Boonsboro High School luncheon honors King's legacy

Students and community leaders discuss opportunities to get more involved in the community

January 31, 2013|By CALEB CALHOUN |
  • James Fisher, right, of Mount Moriah Baptist Church in Knoxville, Boonsboro High School Principal Peggy Pugh, center, and student Matt Scalese, left, laugh during a conversation about community service Thursday at Boonsboro High School. The luncheon gave student and community leaders a chance to discuss service opportunities.
Yvette May, Staff Photographer

James Fisher and Edith Weedon, who lived through the Civil Rights movement and have been lifetime members of what they said is the only predominantly African-American Church in South County, spent time Thursday in the Boonsboro High School library for a luncheon celebrating the legacy of Dr.

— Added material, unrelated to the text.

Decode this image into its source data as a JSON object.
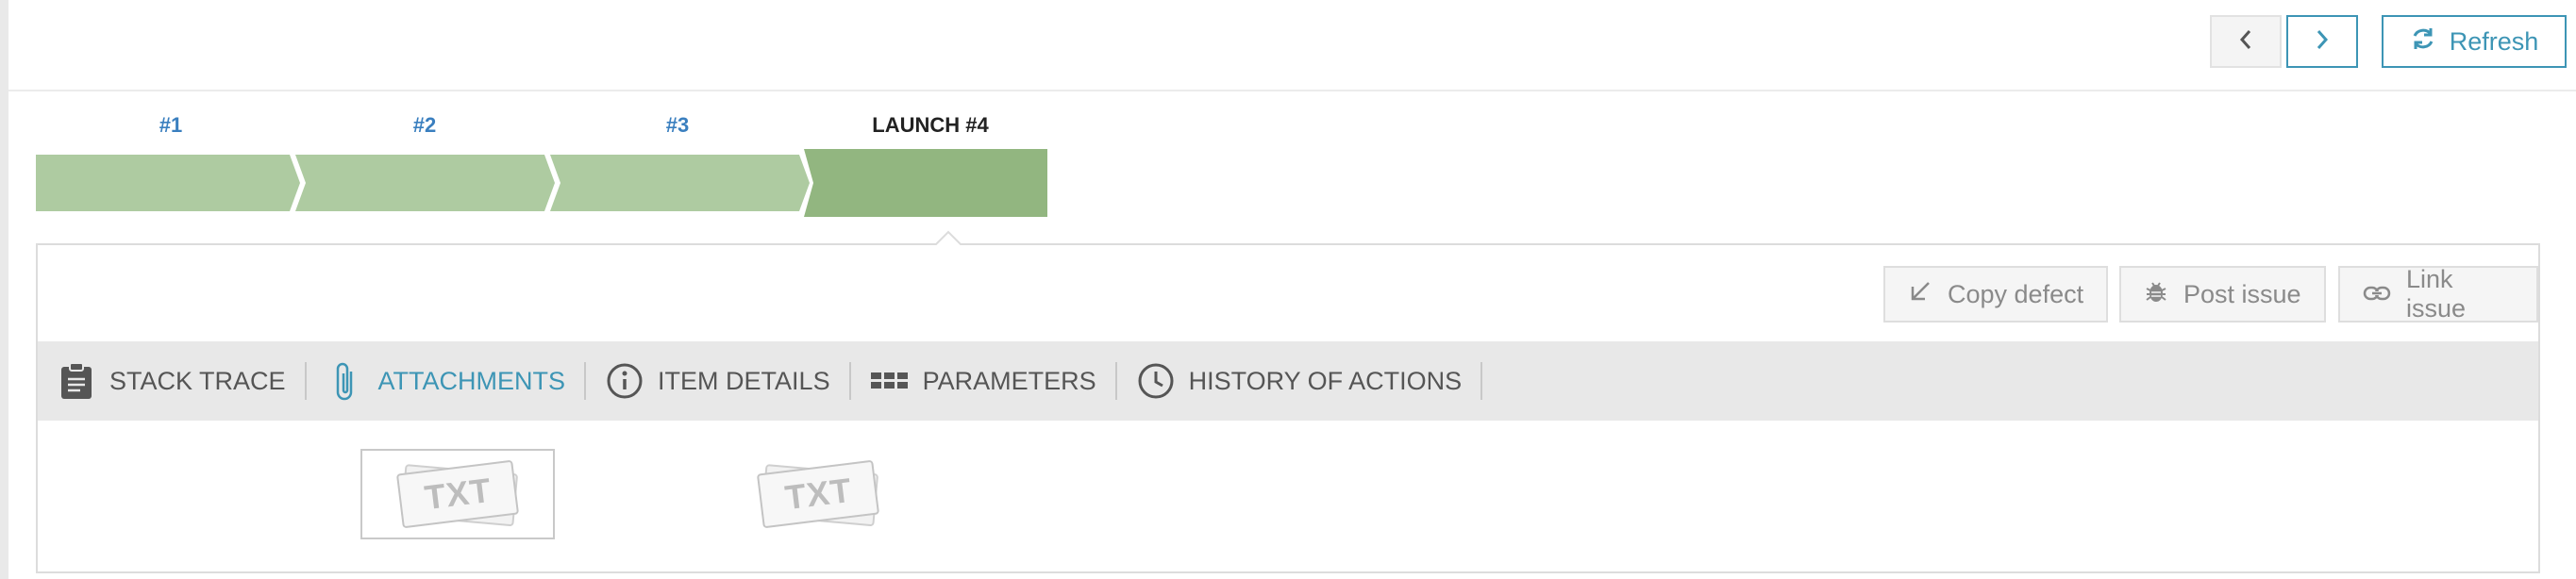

Martin Luther King Jr. and discussing opportunities for students to get more involved in the community.

“This shows progress being made,” said Mount Moriah Baptist Church member Edith Weedon of Pleasant Valley. “That’s important no matter what color or nationality you are.”

Fisher, 67, of Hagerstown, a deacon at Mount Moriah Baptist Church, said that community involvement shows “King’s legacy going on because he was for all people.”

The luncheon began with students pairing up with different community leaders at tables, talking to them about what organization they represent, what that organization does to meet the needs of the community, and identifying needs of the community.


Afterward the students and community leaders had an open discussion.

Boonsboro High Student Council President Ellie Nogle of Boonsboro said the luncheon was an opportunity for the students to give their perspectives on community needs.

“At this point we have our own experiences,” said Nogle, a 17-year old senior. “If we hear other people’s experiences then we can always find new ways to help out.”

Priscilla Bushko, a 10th-grader in the Spanish Honors Society, added that the luncheon was a way to encourage students to “do more service.”

“If there was no community service I don’t know how far our town or our school could get,” Bushko, 16, of Keedysville, said.

Representatives of organizations from Boonsboro, Keedysville, Sharpsburg and Pleasant Valley attended at the luncheon.

Boonsboro Assistant Mayor Howard Long said that community service helps to fulfill King’s vision.

“Not only was he for the Civil Rights movement, but he wanted to better the country for everybody,” he said.